Underneath the weekly heading, I build out each day of the week that I do something to build, promote, sustain, nourish or enact my coaching or consulting: writing blog posts, developing my weekly newsletter and social media posts, tracking and reflecting on social media (thank you, George Kao), presentations and papers I want to prepare (actual meetings go into my datebook, however, not this document), follow-up with various folks I’m building or enacting. relationships with, creative writing. Days I do nothing for my business number three/week; they do not show up in my document at all.
Each day, when I do what I planned for that day, I line it out. I love strikethrough text! And yes, I did just use the word “planned.” But did you see how little I use it? I do not plan very far ahead at all—I structure my year into quarters, my quarters into weeks, weeks into days with simple headings and sub-headings—and then I map the work that needs to get done that week onto the days I’m going to do it. That is the extent of my planning ahead! I don’t even consider the days planned in stone, and often move an activity from one day to the next. Or from one week to the next. Or one month to the next.
Doing vs. Planning
Most of my time is spent doing, not planning. Setting up a week takes me about four minutes. I know how many social media posts I want to write in a week (four); how many newsletters I want to put out (1); whether I have a new blog post in me or whether I do not; how often I track and reflect on my social media (1). The rest of my time is productively spent thinking, reflecting, writing, or meeting with people.
What About Those Fleeting, Creative Bursts of Genius?

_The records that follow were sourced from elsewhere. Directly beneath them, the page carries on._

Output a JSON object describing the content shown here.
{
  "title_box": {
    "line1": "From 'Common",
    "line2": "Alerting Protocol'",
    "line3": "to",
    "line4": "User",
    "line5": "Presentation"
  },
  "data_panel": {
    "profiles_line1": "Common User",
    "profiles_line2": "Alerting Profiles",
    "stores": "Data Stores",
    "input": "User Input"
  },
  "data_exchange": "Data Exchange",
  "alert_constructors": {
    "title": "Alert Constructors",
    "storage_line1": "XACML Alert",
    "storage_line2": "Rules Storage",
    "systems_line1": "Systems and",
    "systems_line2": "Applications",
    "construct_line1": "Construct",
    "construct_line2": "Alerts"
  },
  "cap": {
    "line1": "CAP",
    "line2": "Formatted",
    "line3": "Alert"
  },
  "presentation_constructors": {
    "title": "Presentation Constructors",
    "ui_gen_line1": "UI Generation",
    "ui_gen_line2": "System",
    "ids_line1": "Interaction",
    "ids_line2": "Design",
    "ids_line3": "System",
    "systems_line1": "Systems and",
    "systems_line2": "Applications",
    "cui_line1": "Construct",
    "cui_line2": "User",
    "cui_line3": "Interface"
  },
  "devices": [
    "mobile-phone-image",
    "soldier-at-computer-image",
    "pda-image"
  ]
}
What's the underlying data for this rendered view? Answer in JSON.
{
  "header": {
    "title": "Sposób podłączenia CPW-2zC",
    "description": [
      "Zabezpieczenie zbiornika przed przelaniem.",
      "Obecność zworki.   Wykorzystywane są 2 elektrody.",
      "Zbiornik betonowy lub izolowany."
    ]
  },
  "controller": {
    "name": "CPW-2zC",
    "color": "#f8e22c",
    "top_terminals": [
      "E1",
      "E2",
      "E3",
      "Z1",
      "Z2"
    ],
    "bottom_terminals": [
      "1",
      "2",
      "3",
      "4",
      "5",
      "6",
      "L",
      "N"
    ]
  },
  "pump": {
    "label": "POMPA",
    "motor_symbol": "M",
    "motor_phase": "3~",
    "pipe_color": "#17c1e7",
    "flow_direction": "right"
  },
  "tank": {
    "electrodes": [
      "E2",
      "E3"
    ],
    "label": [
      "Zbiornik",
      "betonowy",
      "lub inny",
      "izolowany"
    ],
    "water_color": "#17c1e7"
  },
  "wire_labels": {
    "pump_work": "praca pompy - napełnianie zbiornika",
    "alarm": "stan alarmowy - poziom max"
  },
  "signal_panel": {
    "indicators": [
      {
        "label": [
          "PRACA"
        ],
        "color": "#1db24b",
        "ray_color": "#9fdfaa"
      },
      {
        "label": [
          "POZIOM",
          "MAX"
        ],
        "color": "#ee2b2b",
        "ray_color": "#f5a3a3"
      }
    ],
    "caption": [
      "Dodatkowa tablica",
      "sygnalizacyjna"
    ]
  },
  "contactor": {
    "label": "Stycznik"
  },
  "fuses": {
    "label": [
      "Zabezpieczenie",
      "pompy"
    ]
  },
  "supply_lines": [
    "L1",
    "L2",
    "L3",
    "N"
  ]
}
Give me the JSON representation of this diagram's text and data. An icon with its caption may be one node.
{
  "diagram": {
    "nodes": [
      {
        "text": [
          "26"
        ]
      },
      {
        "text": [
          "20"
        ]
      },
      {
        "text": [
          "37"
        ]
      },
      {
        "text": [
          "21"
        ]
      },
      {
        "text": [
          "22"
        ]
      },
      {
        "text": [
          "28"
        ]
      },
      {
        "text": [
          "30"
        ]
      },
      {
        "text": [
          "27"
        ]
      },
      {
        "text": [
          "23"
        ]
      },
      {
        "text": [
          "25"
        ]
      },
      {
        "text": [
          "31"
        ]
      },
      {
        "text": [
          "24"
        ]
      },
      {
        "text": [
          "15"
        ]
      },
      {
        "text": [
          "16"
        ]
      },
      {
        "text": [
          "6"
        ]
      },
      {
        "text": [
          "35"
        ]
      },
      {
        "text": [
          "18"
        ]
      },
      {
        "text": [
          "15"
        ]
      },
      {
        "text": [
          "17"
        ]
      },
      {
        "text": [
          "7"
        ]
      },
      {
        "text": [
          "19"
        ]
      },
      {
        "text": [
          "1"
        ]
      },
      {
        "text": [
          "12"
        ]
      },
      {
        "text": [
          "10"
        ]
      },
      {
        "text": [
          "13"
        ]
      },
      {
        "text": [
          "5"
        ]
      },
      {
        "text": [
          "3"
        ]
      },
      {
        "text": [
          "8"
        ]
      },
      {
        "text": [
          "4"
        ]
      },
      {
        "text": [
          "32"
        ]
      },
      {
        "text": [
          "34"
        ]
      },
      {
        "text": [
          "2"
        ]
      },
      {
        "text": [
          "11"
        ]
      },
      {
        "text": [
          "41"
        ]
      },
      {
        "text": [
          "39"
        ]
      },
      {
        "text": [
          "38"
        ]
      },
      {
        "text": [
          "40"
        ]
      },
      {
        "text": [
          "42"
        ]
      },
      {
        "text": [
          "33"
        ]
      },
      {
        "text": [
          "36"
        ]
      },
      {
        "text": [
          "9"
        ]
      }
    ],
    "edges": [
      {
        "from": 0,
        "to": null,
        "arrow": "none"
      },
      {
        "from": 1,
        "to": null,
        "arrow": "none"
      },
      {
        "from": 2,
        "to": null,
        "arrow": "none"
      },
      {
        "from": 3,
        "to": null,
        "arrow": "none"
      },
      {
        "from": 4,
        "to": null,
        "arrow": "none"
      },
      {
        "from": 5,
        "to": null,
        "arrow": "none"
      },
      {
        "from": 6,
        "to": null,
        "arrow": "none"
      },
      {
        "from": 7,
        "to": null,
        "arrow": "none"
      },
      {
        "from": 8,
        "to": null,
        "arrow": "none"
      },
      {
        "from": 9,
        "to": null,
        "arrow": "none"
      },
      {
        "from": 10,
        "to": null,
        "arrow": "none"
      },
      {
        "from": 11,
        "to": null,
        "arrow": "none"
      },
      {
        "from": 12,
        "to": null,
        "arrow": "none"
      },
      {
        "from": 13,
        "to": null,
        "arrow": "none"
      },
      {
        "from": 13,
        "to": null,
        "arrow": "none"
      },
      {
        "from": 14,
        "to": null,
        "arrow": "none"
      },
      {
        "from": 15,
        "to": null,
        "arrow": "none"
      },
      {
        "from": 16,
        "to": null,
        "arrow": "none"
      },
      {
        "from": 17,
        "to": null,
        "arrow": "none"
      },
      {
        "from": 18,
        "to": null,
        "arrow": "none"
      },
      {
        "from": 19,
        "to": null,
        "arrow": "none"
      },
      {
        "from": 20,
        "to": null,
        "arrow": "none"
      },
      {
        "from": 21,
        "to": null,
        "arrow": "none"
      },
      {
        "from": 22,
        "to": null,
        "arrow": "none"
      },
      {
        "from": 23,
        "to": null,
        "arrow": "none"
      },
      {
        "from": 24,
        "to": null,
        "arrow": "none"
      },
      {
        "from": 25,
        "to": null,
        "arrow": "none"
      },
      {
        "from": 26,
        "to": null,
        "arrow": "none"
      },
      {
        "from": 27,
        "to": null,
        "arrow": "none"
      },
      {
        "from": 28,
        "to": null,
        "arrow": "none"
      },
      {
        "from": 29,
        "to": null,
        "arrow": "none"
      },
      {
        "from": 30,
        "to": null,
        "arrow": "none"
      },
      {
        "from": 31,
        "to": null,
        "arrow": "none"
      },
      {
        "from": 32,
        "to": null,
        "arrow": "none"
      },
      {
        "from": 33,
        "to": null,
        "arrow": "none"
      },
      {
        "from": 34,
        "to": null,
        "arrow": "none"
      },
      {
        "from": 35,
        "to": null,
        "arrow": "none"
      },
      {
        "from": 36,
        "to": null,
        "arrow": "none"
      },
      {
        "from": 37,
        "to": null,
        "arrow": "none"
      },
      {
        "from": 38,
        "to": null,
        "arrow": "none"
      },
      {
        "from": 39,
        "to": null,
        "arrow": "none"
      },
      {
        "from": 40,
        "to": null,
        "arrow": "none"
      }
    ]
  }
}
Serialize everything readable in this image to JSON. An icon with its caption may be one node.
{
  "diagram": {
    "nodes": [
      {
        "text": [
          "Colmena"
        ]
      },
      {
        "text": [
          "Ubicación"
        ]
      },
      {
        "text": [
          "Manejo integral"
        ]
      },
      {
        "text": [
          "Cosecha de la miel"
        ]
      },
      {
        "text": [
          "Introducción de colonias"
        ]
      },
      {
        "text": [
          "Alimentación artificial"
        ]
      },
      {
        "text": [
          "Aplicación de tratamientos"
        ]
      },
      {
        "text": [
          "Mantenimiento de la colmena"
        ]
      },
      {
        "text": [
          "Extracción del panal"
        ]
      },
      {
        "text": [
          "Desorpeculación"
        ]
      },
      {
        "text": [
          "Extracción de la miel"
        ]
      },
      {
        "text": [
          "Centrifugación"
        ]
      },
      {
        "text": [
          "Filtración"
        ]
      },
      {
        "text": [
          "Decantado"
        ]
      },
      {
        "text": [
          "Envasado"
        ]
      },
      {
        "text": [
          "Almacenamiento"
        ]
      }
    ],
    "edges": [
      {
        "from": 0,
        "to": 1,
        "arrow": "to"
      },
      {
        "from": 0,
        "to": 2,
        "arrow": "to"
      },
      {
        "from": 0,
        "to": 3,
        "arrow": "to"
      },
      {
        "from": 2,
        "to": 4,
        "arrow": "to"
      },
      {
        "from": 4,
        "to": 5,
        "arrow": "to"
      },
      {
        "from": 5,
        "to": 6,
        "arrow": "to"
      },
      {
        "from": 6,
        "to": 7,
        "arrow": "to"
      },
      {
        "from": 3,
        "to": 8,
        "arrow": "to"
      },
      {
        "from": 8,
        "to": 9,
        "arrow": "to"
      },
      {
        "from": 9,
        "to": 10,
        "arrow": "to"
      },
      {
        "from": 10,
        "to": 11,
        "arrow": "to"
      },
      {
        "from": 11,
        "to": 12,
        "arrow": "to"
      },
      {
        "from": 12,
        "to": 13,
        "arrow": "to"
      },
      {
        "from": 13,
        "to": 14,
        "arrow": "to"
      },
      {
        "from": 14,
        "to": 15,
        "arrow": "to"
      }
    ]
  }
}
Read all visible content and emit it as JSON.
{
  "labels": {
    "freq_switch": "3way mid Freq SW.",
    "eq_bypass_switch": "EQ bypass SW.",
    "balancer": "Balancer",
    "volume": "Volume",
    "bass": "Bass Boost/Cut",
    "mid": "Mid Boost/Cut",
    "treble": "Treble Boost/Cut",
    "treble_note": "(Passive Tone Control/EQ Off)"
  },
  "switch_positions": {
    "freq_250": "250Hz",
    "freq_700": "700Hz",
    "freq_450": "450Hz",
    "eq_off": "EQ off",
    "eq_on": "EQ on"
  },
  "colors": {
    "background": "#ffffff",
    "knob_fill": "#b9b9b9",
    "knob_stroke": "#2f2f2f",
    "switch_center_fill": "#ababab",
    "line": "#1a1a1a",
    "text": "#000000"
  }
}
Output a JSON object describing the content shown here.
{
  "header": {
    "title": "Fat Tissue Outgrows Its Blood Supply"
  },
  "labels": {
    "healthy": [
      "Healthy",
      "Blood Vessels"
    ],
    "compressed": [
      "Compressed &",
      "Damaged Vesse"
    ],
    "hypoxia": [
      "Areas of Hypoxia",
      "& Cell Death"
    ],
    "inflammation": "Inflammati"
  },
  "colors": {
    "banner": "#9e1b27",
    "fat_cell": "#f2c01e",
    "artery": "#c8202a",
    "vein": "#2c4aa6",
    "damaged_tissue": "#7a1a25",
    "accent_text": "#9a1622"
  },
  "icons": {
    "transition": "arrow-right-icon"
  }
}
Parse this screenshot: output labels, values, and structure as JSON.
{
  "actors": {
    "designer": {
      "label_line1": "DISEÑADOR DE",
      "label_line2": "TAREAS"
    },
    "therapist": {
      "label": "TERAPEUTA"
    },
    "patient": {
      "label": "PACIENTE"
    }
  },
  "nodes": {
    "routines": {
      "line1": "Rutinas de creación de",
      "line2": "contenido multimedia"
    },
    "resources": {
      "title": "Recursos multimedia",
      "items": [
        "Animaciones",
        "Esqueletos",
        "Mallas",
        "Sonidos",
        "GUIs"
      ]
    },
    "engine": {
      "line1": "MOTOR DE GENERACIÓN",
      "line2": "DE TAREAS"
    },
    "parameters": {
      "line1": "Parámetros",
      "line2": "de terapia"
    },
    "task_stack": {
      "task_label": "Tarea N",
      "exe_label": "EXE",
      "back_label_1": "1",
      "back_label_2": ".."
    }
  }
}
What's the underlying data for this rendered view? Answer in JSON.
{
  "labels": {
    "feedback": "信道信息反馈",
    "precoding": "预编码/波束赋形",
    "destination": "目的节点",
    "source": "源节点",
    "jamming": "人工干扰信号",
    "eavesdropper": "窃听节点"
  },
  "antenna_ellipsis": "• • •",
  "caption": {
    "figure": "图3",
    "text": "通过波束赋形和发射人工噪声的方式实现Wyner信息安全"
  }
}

Stray thoughts, creative promptings, relationship-building inklings go onto Post-Its placed in every room of my home where they get collected until the next time I turn on my computer and type them into my business development document—on a particular day. Sometimes, I just dump the new ideas into the next week’s slush pile of activities to be sorted into days. This happens especially if I have lots of great ideas during a week that already feels full. I don’t try to get all my new ideas done right now. Instead, I smooth them out into days and weeks I can do them more effectively by placing them into days and weeks ahead. I know I will get them done. I trust myself—and my organizing practice.
There Are No Cracks to Fall Through
Nothing falls through the cracks. I am disciplined about not ignoring anything in my document, although I am free to make conscious decisions to stop (or start) doing things, and especially often, to move them to a new day, week, or even season. I have been known to put things off in this way for a year, revisiting them each year and putting them off again. Recently, I made a note to myself to authorize myself to give up on an idea if I put it off one more year—and I didn’t give up on it. I put it off again, for another year. Ideas need time and patience to mature. If an idea keeps grabbing me, it often means it’s a good one, whether or not I have the time to actualize it this day, this season, or even this year.